BEFORE THEIR TIME AWARD: Oliver Schmidt, general manager of the engineering and environmental office at Volkswagen Group of America, noted that VW had introduced diesel and electric options as long ago as the 1980s in the United States: “We are always great at finding ways to bring new technology to the market at a time no one wants the new technology.”
LET'S HOPE HE'S WRONG AWARD: From James Morgan, the director of global body exterior at Ford Motor Co.: “One of my engineering managers refers to carbon fiber as the material of the future, and it always will be.”
HOW COME THEY DON'T MAKE THE WHOLE PLANE OUT OF THE BLACK BOX MATERIAL? AWARD: To Bayer MaterialScience AG, which in November announced it had developed a wallpaper that can help protect buildings from earthquakes.
According to the company, the tear-resistant woven fabric, when applied to a wall, holds large areas of masonry together, keeping it stable and giving occupants time to flee the building to safety.
THE HEY MAAAAAAAN, CHECK OUT THIS HUGE TAAAAAANK! AWARD: To Tank Holdings Corp. — THC — the legal entity set up by the private equity company that bought rotational molders Snyder Industries Inc. and Norwesco Inc.
CAN A COUNCILMAN CHANGE HIS MIND? AWARD: To the Toronto City Council, which can't seem to settle on a policy on plastic bags.
The Council started by taking up a proposed 5-cent-per-bag fee to discourage bag usage, but the fee morphed into a planned outright ban.
When two industry groups challenged the ban, the prospect of a legal slog convinced council members to give up the ban idea.
So now Toronto consumers have the right to expect plastic bags with their purchases. The retailers, however, continue to charge 5 cents per bag, although they are not legally obliged to do so. They pocket the fee, since there is no program whereby the fee goes to fund environmental initiatives that initially made the fee and ban attractive to city council members.

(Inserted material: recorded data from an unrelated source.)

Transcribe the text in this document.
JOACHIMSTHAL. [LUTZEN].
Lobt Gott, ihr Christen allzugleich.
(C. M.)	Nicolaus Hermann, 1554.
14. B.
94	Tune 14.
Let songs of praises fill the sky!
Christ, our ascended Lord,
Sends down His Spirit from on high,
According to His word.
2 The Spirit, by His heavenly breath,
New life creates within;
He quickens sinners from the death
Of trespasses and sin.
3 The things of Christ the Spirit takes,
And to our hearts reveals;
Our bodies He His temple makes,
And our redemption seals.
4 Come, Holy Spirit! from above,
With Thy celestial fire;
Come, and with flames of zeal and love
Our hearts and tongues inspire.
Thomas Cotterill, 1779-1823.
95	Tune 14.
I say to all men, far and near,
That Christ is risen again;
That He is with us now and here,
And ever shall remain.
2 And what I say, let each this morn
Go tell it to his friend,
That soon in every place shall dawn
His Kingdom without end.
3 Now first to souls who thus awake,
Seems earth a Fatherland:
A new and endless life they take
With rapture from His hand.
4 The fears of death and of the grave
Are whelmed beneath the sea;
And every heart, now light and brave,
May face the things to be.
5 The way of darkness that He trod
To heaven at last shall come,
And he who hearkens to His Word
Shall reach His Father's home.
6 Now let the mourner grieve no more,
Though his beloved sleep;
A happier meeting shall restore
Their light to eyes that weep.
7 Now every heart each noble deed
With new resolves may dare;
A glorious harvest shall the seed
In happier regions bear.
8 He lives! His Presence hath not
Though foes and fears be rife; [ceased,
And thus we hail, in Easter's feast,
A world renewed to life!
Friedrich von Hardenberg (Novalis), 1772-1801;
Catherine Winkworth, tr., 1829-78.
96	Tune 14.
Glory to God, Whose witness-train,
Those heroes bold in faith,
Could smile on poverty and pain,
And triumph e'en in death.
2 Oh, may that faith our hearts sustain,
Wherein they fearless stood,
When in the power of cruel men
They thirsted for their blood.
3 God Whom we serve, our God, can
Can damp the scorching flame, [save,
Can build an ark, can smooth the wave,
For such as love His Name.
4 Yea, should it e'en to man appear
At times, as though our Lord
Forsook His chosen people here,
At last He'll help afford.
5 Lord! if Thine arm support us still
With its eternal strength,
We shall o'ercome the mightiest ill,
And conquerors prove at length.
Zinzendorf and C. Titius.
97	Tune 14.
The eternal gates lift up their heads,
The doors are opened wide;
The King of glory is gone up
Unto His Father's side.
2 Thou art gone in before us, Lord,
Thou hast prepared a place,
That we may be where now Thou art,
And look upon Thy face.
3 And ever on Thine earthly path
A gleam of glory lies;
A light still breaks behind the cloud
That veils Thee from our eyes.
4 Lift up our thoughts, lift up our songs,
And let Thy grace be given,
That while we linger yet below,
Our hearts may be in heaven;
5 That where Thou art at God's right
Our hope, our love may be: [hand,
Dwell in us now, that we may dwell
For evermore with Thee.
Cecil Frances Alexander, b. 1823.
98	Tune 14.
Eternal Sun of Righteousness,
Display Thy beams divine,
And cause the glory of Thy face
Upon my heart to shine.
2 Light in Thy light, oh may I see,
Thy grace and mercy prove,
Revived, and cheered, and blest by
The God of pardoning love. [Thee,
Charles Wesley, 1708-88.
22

IN CONCLUSION AWARD: To Jon Huntsman Jr., who spoke for well over an hour at an April 1 event marking the 75th anniversary of the Society of the Plastics Industry Inc. and the 50th anniversary of the Plastics Hall of Fame.
Apparently he had a lot to get off his chest, after recently dropping out of the race for the Republican presidential nomination.
DON'T MESS WITH MICKEY MOUSE AWARD: To the city of Orlando, Fla., which pulled off the 2012 NPE trade show — the first outside Chicago's McCormick Place since 1971 — and managed to leave attendees with a warm fuzzy feeling that they were actually welcome guests, not just walking wallets.